Alfred held out his hands like a beggar. "I forget?" he postulated.

Then and there, Alfred and Josif Duma, the guitarist, decided to found Postulism Records, “your source for incomprehensible sounds recorded on wax cylinders.” Hipsters the world over rejoiced and began buying Postulism’s wax-cylinder recordings of washing-machine noises en masse.

When Postulism released Provol's Magic Birds, as well as a series of canary training cylinders, said same ran out and bought out the local pet stores bird population.

Little did they know that was actually MR. PCP!
, the talking manatee.
, disguised as a bird. Somehow.

The talking manatee would record your outgoing answering machine message if you answer a riddlle

The manatee escaped his cylinder and floated in the sky, magically visible to and understandable for everyone in every city and village worldwide, posing his great riddle: “Why do I drink??”

Both Joe and Mr. PCP answered at once, "To kill the pain of longing and heartbreak, and out of frustration, boredom, self spite and general malaise?
GENERAL MALAISE entered in his finest dress uniform, farted, and puked two pints of whiskey onto the floor.
"The Answer!" shouted the manatee.

“Whuk wheezh... needs. Is da sellllf... reinforshing. Problem!” slurred General Malaise. “Thash whatz we need. Thas whatz we... NEEDS,” he insisted to nobody in particular. “Itsh... our... specialty!
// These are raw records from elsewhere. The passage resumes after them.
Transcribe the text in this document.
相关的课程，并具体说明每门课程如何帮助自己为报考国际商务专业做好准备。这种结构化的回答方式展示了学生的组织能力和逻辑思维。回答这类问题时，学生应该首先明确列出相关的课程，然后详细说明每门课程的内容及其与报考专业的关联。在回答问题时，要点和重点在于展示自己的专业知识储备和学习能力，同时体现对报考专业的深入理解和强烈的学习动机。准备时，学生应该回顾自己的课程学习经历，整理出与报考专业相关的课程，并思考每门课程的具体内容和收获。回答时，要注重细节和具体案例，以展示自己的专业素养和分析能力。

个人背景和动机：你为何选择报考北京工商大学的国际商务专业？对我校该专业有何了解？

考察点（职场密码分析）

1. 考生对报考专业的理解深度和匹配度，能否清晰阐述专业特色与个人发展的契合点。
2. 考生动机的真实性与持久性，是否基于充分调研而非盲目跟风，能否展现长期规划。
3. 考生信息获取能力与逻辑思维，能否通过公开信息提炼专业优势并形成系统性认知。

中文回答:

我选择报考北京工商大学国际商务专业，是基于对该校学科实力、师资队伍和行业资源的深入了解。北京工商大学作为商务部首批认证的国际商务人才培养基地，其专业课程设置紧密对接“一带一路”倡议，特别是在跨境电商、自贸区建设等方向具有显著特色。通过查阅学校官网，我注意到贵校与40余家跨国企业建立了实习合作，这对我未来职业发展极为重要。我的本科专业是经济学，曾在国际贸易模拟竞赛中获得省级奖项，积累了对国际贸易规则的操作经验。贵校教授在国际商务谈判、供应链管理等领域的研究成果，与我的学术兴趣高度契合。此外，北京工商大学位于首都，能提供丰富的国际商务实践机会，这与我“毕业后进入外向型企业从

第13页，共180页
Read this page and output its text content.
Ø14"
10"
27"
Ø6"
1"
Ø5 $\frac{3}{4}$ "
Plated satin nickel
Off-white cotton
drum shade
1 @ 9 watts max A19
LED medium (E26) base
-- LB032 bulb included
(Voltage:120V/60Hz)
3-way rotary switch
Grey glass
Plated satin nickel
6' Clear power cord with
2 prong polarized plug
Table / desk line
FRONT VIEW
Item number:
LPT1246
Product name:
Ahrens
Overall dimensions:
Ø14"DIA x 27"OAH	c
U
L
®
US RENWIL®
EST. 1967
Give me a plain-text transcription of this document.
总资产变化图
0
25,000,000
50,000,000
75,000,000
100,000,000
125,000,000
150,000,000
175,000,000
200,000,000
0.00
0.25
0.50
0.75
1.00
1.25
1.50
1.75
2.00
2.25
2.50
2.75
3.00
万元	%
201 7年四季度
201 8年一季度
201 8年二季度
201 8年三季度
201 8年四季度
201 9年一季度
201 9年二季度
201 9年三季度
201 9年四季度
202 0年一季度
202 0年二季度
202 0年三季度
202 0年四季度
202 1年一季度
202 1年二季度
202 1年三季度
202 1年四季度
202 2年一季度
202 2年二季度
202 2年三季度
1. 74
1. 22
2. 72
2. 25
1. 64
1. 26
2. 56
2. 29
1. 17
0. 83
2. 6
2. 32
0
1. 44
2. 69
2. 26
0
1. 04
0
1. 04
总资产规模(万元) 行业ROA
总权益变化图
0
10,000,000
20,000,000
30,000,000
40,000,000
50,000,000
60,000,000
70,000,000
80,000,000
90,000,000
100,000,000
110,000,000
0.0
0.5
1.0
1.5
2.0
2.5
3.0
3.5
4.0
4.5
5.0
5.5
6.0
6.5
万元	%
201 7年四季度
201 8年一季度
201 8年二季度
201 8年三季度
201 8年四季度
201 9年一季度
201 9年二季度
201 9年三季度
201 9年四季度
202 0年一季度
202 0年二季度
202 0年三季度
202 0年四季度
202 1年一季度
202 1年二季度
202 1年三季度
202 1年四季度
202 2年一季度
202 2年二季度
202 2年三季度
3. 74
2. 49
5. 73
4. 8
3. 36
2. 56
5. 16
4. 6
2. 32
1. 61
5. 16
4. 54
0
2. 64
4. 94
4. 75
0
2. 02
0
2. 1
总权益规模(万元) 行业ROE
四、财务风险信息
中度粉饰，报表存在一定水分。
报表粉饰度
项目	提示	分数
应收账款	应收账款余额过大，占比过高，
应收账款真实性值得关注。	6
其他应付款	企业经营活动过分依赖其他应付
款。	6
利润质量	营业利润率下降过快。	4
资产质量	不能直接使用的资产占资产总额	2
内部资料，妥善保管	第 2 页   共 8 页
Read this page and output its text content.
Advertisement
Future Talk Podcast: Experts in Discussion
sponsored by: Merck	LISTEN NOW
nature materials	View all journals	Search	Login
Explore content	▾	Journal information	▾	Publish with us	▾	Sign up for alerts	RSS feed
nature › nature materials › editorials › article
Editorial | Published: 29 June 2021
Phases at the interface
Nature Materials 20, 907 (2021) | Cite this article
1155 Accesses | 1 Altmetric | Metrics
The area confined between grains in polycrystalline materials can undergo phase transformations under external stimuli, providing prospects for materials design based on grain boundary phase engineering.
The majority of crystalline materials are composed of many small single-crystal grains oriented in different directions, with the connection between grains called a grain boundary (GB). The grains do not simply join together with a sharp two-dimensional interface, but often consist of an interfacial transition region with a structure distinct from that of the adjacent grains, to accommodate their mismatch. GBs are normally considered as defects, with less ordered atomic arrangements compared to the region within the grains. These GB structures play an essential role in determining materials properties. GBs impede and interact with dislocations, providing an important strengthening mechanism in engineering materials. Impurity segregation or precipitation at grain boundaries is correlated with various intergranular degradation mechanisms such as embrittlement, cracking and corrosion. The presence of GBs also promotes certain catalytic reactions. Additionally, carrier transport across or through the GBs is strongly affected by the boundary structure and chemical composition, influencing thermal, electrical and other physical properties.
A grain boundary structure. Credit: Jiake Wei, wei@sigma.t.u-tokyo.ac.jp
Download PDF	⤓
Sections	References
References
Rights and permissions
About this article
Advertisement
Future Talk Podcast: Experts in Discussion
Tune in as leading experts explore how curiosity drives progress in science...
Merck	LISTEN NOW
And I am yerrrr... General Malaise! And whash we need iz a self reinforshing problem! I tellz ya!”

He stumbled into a space-age plastic chair, waving his whiskey bottle pointedly at someone only-imagined.

"The problem intensifies when you drink half a fifth of bourbon and feel as if you've only consumed half that amount." chipped in Jack Nicholson dryly.
"This leads to escalated bingeing as one struggles to attain Te desired effect," he continued.
The desired effect , rather.
"and this problem is called tolerance. What we need is more intolerance!"